Nessuno di noi sentì cosa si dissero, perché restarono così abbracciati per qualche minuto. Tutti noi immaginammo qualcosa. Io mi immaginai che dicessero così:
« Non abbiamo più un centesimo. »
« Non andremo più da nessuna parte. »
« Dobbiamo vendere la casa. »
« Ma dopo… »
« Tu prendi l’aereo, vai da tua madre a Caracas. »
« È morta. »
« Così avrai la casa tutta per te. »
« E tu che farai? »
« Io morrò. »
« E io che farò? »
« Tu sposerai uno più ricco. »
« Ma io amo te. »
« Questo non è importante. Non si muore di roba così. »

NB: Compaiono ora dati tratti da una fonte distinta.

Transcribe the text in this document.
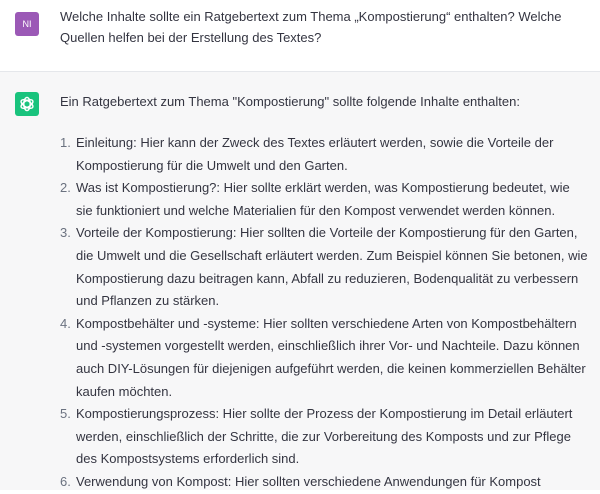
NI	Welche Inhalte sollte ein Ratgebertext zum Thema „Kompostierung“ enthalten? Welche Quellen helfen bei der Erstellung des Textes?

Ein Ratgebertext zum Thema "Kompostierung" sollte folgende Inhalte enthalten:

1. Einleitung: Hier kann der Zweck des Textes erläutert werden, sowie die Vorteile der Kompostierung für die Umwelt und den Garten.
2. Was ist Kompostierung?: Hier sollte erklärt werden, was Kompostierung bedeutet, wie sie funktioniert und welche Materialien für den Kompost verwendet werden können.
3. Vorteile der Kompostierung: Hier sollten die Vorteile der Kompostierung für den Garten, die Umwelt und die Gesellschaft erläutert werden. Zum Beispiel können Sie betonen, wie Kompostierung dazu beitragen kann, Abfall zu reduzieren, Bodenqualität zu verbessern und Pflanzen zu stärken.
4. Kompostbehälter und -systeme: Hier sollten verschiedene Arten von Kompostbehältern und -systemen vorgestellt werden, einschließlich ihrer Vor- und Nachteile. Dazu können auch DIY-Lösungen für diejenigen aufgeführt werden, die keinen kommerziellen Behälter kaufen möchten.
5. Kompostierungsprozess: Hier sollte der Prozess der Kompostierung im Detail erläutert werden, einschließlich der Schritte, die zur Vorbereitung des Komposts und zur Pflege des Kompostsystems erforderlich sind.
6. Verwendung von Kompost: Hier sollten verschiedene Anwendungen für Kompost
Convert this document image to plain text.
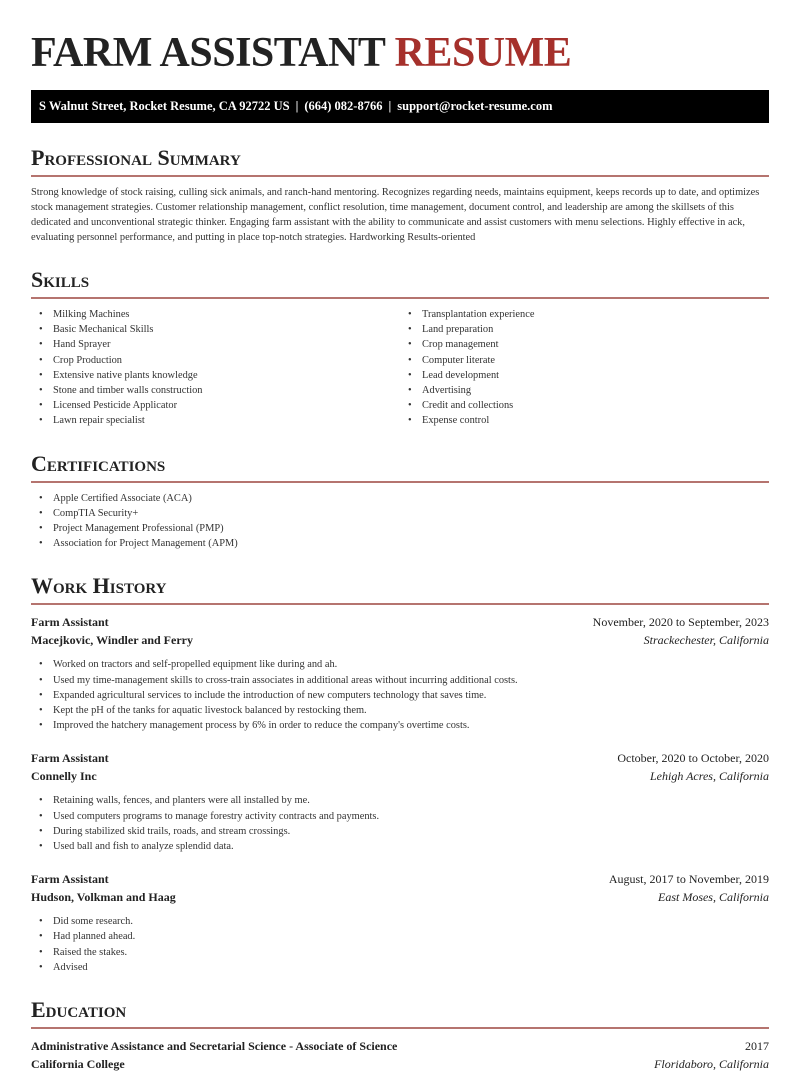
FARM ASSISTANT RESUME
S Walnut Street, Rocket Resume, CA 92722 US | (664) 082-8766 | support@rocket-resume.com
Professional Summary

Strong knowledge of stock raising, culling sick animals, and ranch-hand mentoring. Recognizes regarding needs, maintains equipment, keeps records up to date, and optimizes stock management strategies. Customer relationship management, conflict resolution, time management, document control, and leadership are among the skillsets of this dedicated and unconventional strategic thinker. Engaging farm assistant with the ability to communicate and assist customers with menu selections. Highly effective in ack, evaluating personnel performance, and putting in place top-notch strategies. Hardworking Results-oriented

Skills
• Milking Machines
• Basic Mechanical Skills
• Hand Sprayer
• Crop Production
• Extensive native plants knowledge
• Stone and timber walls construction
• Licensed Pesticide Applicator
• Lawn repair specialist
• Transplantation experience
• Land preparation
• Crop management
• Computer literate
• Lead development
• Advertising
• Credit and collections
• Expense control
Certifications
• Apple Certified Associate (ACA)
• CompTIA Security+
• Project Management Professional (PMP)
• Association for Project Management (APM)
Work History
Farm Assistant	November, 2020 to September, 2023
Macejkovic, Windler and Ferry	Strackechester, California
• Worked on tractors and self-propelled equipment like during and ah.
• Used my time-management skills to cross-train associates in additional areas without incurring additional costs.
• Expanded agricultural services to include the introduction of new computers technology that saves time.
• Kept the pH of the tanks for aquatic livestock balanced by restocking them.
• Improved the hatchery management process by 6% in order to reduce the company's overtime costs.
Farm Assistant	October, 2020 to October, 2020
Connelly Inc	Lehigh Acres, California
• Retaining walls, fences, and planters were all installed by me.
• Used computers programs to manage forestry activity contracts and payments.
• During stabilized skid trails, roads, and stream crossings.
• Used ball and fish to analyze splendid data.
Farm Assistant	August, 2017 to November, 2019
Hudson, Volkman and Haag	East Moses, California
• Did some research.
• Had planned ahead.
• Raised the stakes.
• Advised
Education
Administrative Assistance and Secretarial Science - Associate of Science	2017
California College	Floridaboro, California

Non sapevo niente di loro, né cosa ci fosse nel testamento di Eugenio, né quanto cospicuo fosse il loro debito, né se Francesca avesse parenti a Caracas, ma in qualche modo sentii che era questo che si dissero. Questo, o qualcosa di molto vicino, perché Eugenio si impiccò la settimana seguente e noi lo guardammo penzolare oltre il vetro smerigliato, insolitamente composto e lindo, impeccabile nel suo completo di cotone. Francesca non la vedemmo più. Non sapemmo se fosse partita, ma non venne mai, e non era al funerale. Noi invece c’eravamo tutti, e c’era la polizia, e fecero un sacco di domande, e Iris rispose che non ne sapeva niente, che era in cura da loro, certo, ma che… Non l’avevano curato, non si può curare tutti. Ma è sicura che… ? Plagio, ma vogliamo scherzare! Certo che no, confermammo tutti. E c’erano tanti testimoni a favore e nessuno contrario, nemmeno Francesca, e Iris disse, alzando le spalle:
« Finisce sempre così. »
Finisce così la storia di Eugenio, con noi che lo guardiamo oltre il vetro smerigliato, perché a questi eventi si assiste tutti assieme. Finisce con me che vomito nel wc e tirò la catena che disperde tutto il giallo. Finisce con Irene che mi stringe una spalla e una lacrima, una sola, le scende da una parte e dice:
« È andata. »
Finisce così la storia di Eugenio e nessuno ne sentirà più parlare, perché Iris brucia le carte dopo ogni trattamento, brucia perché nessuno arrivi fino a lei. Finisce così la storia di Eugenio, ma ho come il sospetto che le storie non finiscano, se resta qualcuno a raccontare.